Connecticut Light Additional Risk Indicators
The analysis of Connecticut Light's secondary risk indicators is one of the essential steps in making a buy or sell decision. The process involves identifying the amount of risk involved in Connecticut Light's investment and either accepting that risk or mitigating it. Along with some common measures of Connecticut Light pink sheet's risk such as standard deviation, beta, or value at risk, we also provide a set of secondary indicators that can assist in the individual investment decision or help in hedging the risk of your existing portfolios.
Risk Adjusted Performance | 0.0047 | |||
Market Risk Adjusted Performance | (0.77) | |||
Mean Deviation | 0.588 | |||
Coefficient Of Variation | (162,383) | |||
Standard Deviation | 1.58 | |||
Variance | 2.5 | |||
Information Ratio | (0.09) |
Please note, the risk measures we provide can be used independently or collectively to perform a risk assessment. When comparing two potential pink sheets, we recommend comparing similar pink sheets with homogenous growth potential and valuation from related markets to determine which investment holds the most risk.

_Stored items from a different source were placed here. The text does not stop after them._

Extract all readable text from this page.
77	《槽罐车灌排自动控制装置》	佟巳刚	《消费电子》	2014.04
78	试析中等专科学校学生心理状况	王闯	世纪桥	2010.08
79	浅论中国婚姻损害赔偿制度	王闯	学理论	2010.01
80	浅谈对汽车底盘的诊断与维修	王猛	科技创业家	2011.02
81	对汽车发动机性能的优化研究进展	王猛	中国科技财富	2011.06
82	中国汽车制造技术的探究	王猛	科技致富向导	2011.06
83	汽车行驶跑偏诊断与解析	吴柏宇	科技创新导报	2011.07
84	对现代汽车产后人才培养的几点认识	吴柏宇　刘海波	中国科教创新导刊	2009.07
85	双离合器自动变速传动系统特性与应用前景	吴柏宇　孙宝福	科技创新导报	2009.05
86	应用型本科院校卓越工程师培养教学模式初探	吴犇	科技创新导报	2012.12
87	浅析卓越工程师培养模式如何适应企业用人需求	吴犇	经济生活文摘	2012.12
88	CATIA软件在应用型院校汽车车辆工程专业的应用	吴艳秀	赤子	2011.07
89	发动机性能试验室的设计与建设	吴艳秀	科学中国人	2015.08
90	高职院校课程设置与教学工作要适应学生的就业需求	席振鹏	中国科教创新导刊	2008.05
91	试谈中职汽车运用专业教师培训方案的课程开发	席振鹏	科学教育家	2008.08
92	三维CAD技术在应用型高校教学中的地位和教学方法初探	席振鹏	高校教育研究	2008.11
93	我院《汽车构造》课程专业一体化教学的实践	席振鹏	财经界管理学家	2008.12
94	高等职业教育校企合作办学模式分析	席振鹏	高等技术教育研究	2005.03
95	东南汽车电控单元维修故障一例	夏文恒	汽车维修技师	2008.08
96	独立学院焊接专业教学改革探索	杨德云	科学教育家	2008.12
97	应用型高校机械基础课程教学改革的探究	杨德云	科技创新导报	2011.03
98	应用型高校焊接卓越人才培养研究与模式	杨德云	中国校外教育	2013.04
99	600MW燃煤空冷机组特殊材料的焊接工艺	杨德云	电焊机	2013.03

Connecticut Light Suggested Diversification Pairs
Pair trading is one of the very effective strategies used by professional day traders and hedge funds capitalizing on short-time and mid-term market inefficiencies. The approach is based on the fact that the ratio of prices of two correlating shares is long-term stable and oscillates around the average value. If the correlation ratio comes outside the common area, you can speculate with a high success rate that the ratio will return to the mean value and collect a profit.
The effect of pair diversification on risk is to reduce it, but we should note this doesn't apply to all risk types. When we trade pairs against Connecticut Light as a counterpart, there is always some inherent risk that will never be diversified away no matter what. This volatility limits the effect of tactical diversification using pair trading. Connecticut Light's systematic risk is the inherent uncertainty of the entire market, and therefore cannot be mitigated even by pair-trading it against the equity that is not highly correlated to it. On the other hand, Connecticut Light's unsystematic risk describes the types of risk that we can protect against, at least to some degree, by selecting a matching pair that is not perfectly correlated to The Connecticut Light.
Other Information on Investing in Connecticut Pink Sheet
Connecticut Light financial ratios help investors to determine whether Connecticut Pink Sheet is cheap or expensive when compared to a particular measure, such as profits or enterprise value. In other words, they help investors to determine the cost of investment in Connecticut with respect to the benefits of owning Connecticut Light security.